Originally Posted by
nevansm
Agreed that there are some legacy issues with a PSS as whole, but that's only by their own doing. Not logically moving towards nTier, too much reliance on legacy platforms, and an unwillingness to better architect a solution.
Let's get this straight... cloud services like FB, Twitter, and instagram are way more transactional than airlines. Yet their outages are more rare and less impactful because they've architected or re-architected apps better ways.
Airlines (and other large orgs to some extent) have resisted this change because they don't think it's worth the investment in moving away from their legacy systems. It won't happen overnight, but it truly has to eventually. SABRE and travelport/worldpan already offer cloud versions of their apps that have a lot of these benefits. So it's not like it's impossible.
It's simply an issue of spending money.
SABRE is one of the biggest mainframe shops in TX...

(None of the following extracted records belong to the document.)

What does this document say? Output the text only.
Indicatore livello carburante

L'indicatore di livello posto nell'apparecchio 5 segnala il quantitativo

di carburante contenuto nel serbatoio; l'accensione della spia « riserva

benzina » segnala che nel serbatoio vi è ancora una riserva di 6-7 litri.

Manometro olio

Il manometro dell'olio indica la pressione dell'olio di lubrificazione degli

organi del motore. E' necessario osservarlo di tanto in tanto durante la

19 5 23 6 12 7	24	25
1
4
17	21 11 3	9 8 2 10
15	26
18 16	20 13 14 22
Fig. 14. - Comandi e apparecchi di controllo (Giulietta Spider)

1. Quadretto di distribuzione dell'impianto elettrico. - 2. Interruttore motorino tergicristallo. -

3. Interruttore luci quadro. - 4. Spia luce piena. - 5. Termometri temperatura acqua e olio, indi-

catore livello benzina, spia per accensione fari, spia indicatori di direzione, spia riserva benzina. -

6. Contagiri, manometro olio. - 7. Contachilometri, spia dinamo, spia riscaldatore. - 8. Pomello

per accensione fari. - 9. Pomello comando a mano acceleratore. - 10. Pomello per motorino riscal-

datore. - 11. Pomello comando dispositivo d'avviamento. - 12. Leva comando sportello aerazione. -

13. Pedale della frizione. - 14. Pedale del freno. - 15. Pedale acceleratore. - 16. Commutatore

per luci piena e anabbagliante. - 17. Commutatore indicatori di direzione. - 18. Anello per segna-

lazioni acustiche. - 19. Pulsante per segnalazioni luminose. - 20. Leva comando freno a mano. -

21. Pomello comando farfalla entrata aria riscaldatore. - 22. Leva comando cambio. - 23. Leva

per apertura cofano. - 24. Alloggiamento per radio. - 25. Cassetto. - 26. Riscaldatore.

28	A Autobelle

Facebook and Twitter can architect their applications in different ways because their business demands are different. Facebook is fine with you not seeing your buddies update for a few minutes because global DNS load balancing sent you different DC and their change hasn't replicated there. Eventual consistency is fine.
Some business requirements are aligned with cloud native application design, and some aren't.
Banking and airline applications are sequential transactions that require immediate consistency. Immediate consistency requires a single source of truth at the data persistence layer. One DB that you read and write from. Milliseconds matter. If you used the type of data persistence layers that lead to cloud native applications that can survive an entire DC going down you aren't recording sequential transactions. There is a single ticket in K bucket, I can't sell it to two people because they connected to different datacenters. There is one seat 16a, I can't assign it to two people because they connected to different data centers.
You can replicate the data persistence layer, but it is going to take time to fail over. I'm sure DL replicates the SAN under their mainframes and X86 servers, but it takes time to fail over. You have to make the decision to failover or wait it out based on how long you thing the outage will take.